Master trust ‘assurance reporting' only part of the picture, says expert, as trustees get to grips with DC

Out-Law News | 07 May 2014 | 2:12 pm | 2 min. read

New resources backed by the Pensions Regulator will help those responsible for the running of so-called ‘master trusts’ to demonstrate to employers and pension scheme members that their scheme meets regulatory requirements, an expert has said.

However Tom Barton of Pinsent Masons, the law firm behind Out-Law.com, said that the final ‘assurance framework’ produced by the Institute for Chartered Accountants in England and Wales (ICAEW) for the regulator was only “part of” the compliance picture for trustees. Defined contribution (DC) delivery and governance failures could ultimately result in claims, complaints and regulatory intervention against trustees, he said.

“As the name suggests, master trusts are run by trustees. Trustees have legal duties to discharge which have been established over many years. These duties hark back to defined benefit (DB) schemes - so trustees need help now to apply the duties to the very different context of DC schemes,” he said.

The framework is designed to support trustees of master trusts and those that they engage to provide assurance reports, which will remain voluntary but “expected”, according to the regulator’s head of DC, Andrew Warwick-Thompson. Trustees who choose to obtain independent assurance of their scheme’s quality will be expected to submit their first reports by summer 2015.

Master trusts enable pension scheme providers to manage a DC scheme for several employers under a single trust arrangement. They are particularly popular for businesses which are now legally required to automatically enrol their workforce into a suitable pension scheme, but may not necessarily have the resources and skills to run a dedicated pension scheme.

The new assurance framework focuses on six broad areas based on the Pensions Regulator’s existing principles for DC schemes (36-page / 538KB PDF). These include the essential characteristics of schemes; the need to establish a comprehensive governance framework with clear accountabilities at the start; appropriate scheme administration; and good communication with scheme members, designed to ensure that they are able to make informed decisions about their retirement savings.

Schemes should be designed to be durable, fair and deliver good outcomes for members, while all those accountable for scheme decisions must understand their duties and be “fit and proper” to carry them out, according to the framework. These characteristics and principles should be backed by effective governance and ongoing monitoring throughout the life of the scheme.

Although voluntary, trustees would be expected to report on the operating arrangements of the master trust on a regular basis, and support their findings with an independent assurance report covering the description and design of the scheme and its compliance with the framework.
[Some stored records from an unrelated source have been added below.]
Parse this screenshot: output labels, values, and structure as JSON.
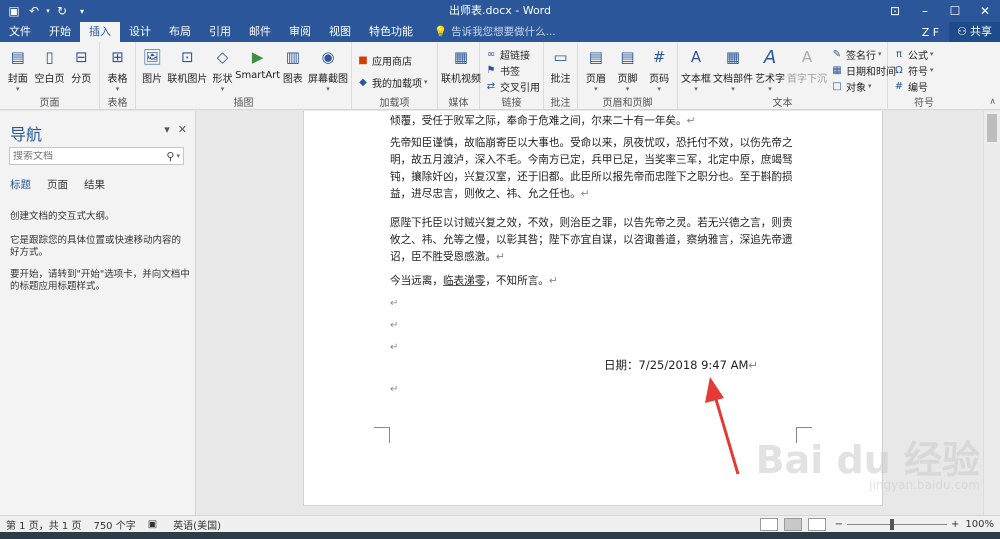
{
  "app": {
    "title": "出师表.docx - Word",
    "user": "Z F",
    "share_label": "共享"
  },
  "tabs": [
    {
      "label": "文件"
    },
    {
      "label": "开始"
    },
    {
      "label": "插入",
      "active": true
    },
    {
      "label": "设计"
    },
    {
      "label": "布局"
    },
    {
      "label": "引用"
    },
    {
      "label": "邮件"
    },
    {
      "label": "审阅"
    },
    {
      "label": "视图"
    },
    {
      "label": "特色功能"
    }
  ],
  "tell_me": "告诉我您想要做什么...",
  "ribbon": {
    "pages": {
      "label": "页面",
      "cover": "封面",
      "blank": "空白页",
      "break": "分页"
    },
    "tables": {
      "label": "表格",
      "table": "表格"
    },
    "illustrations": {
      "label": "插图",
      "picture": "图片",
      "online_picture": "联机图片",
      "shapes": "形状",
      "smartart": "SmartArt",
      "chart": "图表",
      "screenshot": "屏幕截图"
    },
    "addins": {
      "label": "加载项",
      "store": "应用商店",
      "my_addins": "我的加载项"
    },
    "media": {
      "label": "媒体",
      "online_video": "联机视频"
    },
    "links": {
      "label": "链接",
      "hyperlink": "超链接",
      "bookmark": "书签",
      "cross_ref": "交叉引用"
    },
    "comments": {
      "label": "批注",
      "comment": "批注"
    },
    "header_footer": {
      "label": "页眉和页脚",
      "header": "页眉",
      "footer": "页脚",
      "page_number": "页码"
    },
    "text": {
      "label": "文本",
      "textbox": "文本框",
      "quickparts": "文档部件",
      "wordart": "艺术字",
      "dropcap": "首字下沉",
      "signature": "签名行",
      "datetime": "日期和时间",
      "object": "对象"
    },
    "symbols": {
      "label": "符号",
      "equation": "公式",
      "symbol": "符号",
      "numbering": "编号"
    }
  },
  "nav": {
    "title": "导航",
    "search_placeholder": "搜索文档",
    "tabs": [
      "标题",
      "页面",
      "结果"
    ],
    "text1": "创建文档的交互式大纲。",
    "text2": "它是跟踪您的具体位置或快速移动内容的好方式。",
    "text3": "要开始，请转到\"开始\"选项卡，并向文档中的标题应用标题样式。"
  },
  "document": {
    "p0": "倾覆，受任于败军之际，奉命于危难之间，尔来二十有一年矣。",
    "p1": "先帝知臣谨慎，故临崩寄臣以大事也。受命以来，夙夜忧叹，恐托付不效，以伤先帝之明，故五月渡泸，深入不毛。今南方已定，兵甲已足，当奖率三军，北定中原，庶竭驽钝，攘除奸凶，兴复汉室，还于旧都。此臣所以报先帝而忠陛下之职分也。至于斟酌损益，进尽忠言，则攸之、祎、允之任也。",
    "p2": "愿陛下托臣以讨贼兴复之效，不效，则治臣之罪，以告先帝之灵。若无兴德之言，则责攸之、祎、允等之慢，以彰其咎；陛下亦宜自谋，以咨诹善道，察纳雅言，深追先帝遗诏，臣不胜受恩感激。",
    "p3_before": "今当远离，",
    "p3_under": "临表涕零",
    "p3_after": "，不知所言。",
    "date_line": "日期：7/25/2018 9:47 AM",
    "para_mark": "↵"
  },
  "status": {
    "page": "第 1 页，共 1 页",
    "words": "750 个字",
    "language": "英语(美国)",
    "zoom": "100%",
    "zoom_level": 1.0
  },
  "watermark": {
    "logo": "Bai du 经验",
    "url": "jingyan.baidu.com"
  },
  "colors": {
    "accent": "#2b579a",
    "arrow": "#e53935"
  }
}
The Pensions Regulator has announced its intention to establish and maintain a publicly-available list of schemes that have obtained this independent assurance, with the intention that employers refer to it when selecting a master trust to meet their automatic enrolment requirements.

“It is important that schemes operating in this market place [for master trusts] are scalable, durable, well-governed and embrace high standards of practice,” said Warwick-Thompson.

“Assurance acts as a check against schemes being set up by people who lack the competence or financial resources to take care of people’s pension savings adequately. Whilst voluntary, we expect master trusts to obtain this independent assurance and we strongly support those providers who have already informed us of their intention to adopt this important accreditation,” he said.

Although the Pensions Regulator said that a small number of respondents to its consultation on the draft framework urged it to go further and introduce a mandatory licensing regime for master trusts, it has ruled out doing so for the moment. Although licensing regime could be effective in managing new market entrants, the regulator said that the costs it would impose on schemes would be disproportionate at this stage.

"In a deregulatory environment and period of austerity measures, we consider that voluntary assurance is a proportionate response in the context of the regulator's overall risk-based approach to regulating DC schemes," it said, according to Money Marketing.

"The regulator expects that there will be a small number of master trusts and believes that its existing powers and voluntary assurance form a solid basis for regulating this sector. We will monitor how the market responds to the introduction of voluntary assurance and will consider moving to a more rigorous framework if take-up is poor," it said.